Les évaporés
CHARLOTTE FUENTES
Bill, il aime passer du temps ici. Il vient deux à trois fois par semaine. Il dit que bientôt les couleurs vont changer et que les arbres vont devenir des peintures. Bill, il aime le silence pour pratiquer son yoga. Bill, il aime beaucoup ce lieu et c’est tant mieux parce qu’un jour, il finira par ne plus le quitter. En attendant, Bill, c’est la personne la plus vivante que j’ai rencontrée dans un cimetière.
Valentine, je me souviens le jour où tu m’as dit : « Je lui ai proposé un verre au Requin chagrin. C’est un bar, à mi-chemin entre lui et moi. » Je m’en souviens très bien parce que j’avais décidé de le noter sur un bout de papier. J’avais aimé l’image que cela avait créée dans mon imaginaire. Quelques mois plus tard, j’avais lu cette phrase de nouveau et ce n’était plus le Requin chagrin qui avait capté mon attention, mais le mot à mi-chemin. Je l’ai trouvé si beau. Il représente à la fois la frontière entre deux intimités, mais aussi le lieu où l’on va pour se réunir.
Fish: texte écrit par Valentine Ridde
On prétend que le monde est plein de possibilités. Mais elles se réduisent à bien peu de chose dans la plupart des cas. Il y a beaucoup de bons poissons dans la mer… peut-être; mais la grande masse ne semble n’être que sardines et harengs. Lady Chatterley’s lover, D. H. Lawrence, 1932.
En couverture, une femme nue sur la pelouse, page 458 surlignée en rouge. Les gens capables d’union intime avec les autres sont les seuls qui semblent ainsi seuls dans l’univers.
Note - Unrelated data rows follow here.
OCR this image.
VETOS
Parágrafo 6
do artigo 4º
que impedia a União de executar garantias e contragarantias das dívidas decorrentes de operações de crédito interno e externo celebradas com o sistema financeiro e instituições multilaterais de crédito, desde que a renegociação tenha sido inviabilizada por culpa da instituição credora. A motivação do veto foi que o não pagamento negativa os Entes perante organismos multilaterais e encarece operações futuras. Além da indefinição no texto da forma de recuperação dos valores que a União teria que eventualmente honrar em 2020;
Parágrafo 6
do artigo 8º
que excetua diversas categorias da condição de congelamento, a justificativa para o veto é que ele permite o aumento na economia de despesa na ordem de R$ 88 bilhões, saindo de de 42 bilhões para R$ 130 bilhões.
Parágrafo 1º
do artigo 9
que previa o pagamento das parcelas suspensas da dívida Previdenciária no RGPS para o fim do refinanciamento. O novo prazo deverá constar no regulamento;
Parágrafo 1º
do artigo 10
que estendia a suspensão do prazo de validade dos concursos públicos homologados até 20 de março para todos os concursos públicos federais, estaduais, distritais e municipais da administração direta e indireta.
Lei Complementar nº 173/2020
Les autres sont un peu gluants; ils collent à la masse. Lady Chatterley’s lover, D. H. Lawrence, 1932.
(La lumière verte allumée, une ligne noire du sol carrelé tremble. Elle va dans la cuisine prendre un grand verre d’eau.
Un poisson d’argent saute à la vue de la goutte d’eau qui tombe de son doigt. Elle tente de lui faire peur en allumant la lumière jaune, il part se cacher dans le trou de la plainte. L’araignée le sert méticuleusement entre ses pattes, ils disparaissent tous les deux. Un point noir frétillant sur le sol finit la ligne tremblante.
Une montagne de fourmis, un morceau de sardine oublié. Une centaine. Pas de citrons, porte ouverte, geste du bras indiquant la sortie. Elles ne bougent pas.
Aspirateur branché 13 secondes montre en main, plus rien.)
Ce qui est donné à voir n’est pas leur solitude, mais celle qui ressurgit à la fin d’une rencontre, quand on se sent seul bien que l’autre nous accompagne.
J’essaie de capturer les personnes au moment même où elles m’échappent pour comprendre où elles s’évaporent.
Looking for BJA (Bas Jan Ader)
Bas Jan Ader a disparu en mer en 1975 en traversant l’Atlantique à bord du plus petit voilier. Si je l’avais connu, j’en aurais été amoureuse.
La poésie n’est pas que dans les livres, elle s’invite parfois au coin d’une rue et vous invite à continuer l’histoire.
S’approprier des moments du passé que nous n’avons pas vécus, c’est constituer et influencer notre présent, qui nous sommes et qui nous voulons être. C’est donner un second souffle à un souvenir flottant.
Quand je regarde cette photo sur laquelle mon père prend secrètement en photo ma mère en train de changer de culotte dans la voiture, j’observe à mon tour secrètement ma mère, mais avec quelques années de différence.
En étant devenue la conséquence de leur amour, je pense avoir un droit sur leur histoire d’amour. Leurs souvenirs sont alors aussi les miens.
Un jour, le garçon que j’aimais m’a dit d’aller paître gentiment loin de lui. Ce jour-là, je me suis sentie si petite qu’après quelques secondes, je l’ai dévoré et je suis partie vivre ma vie.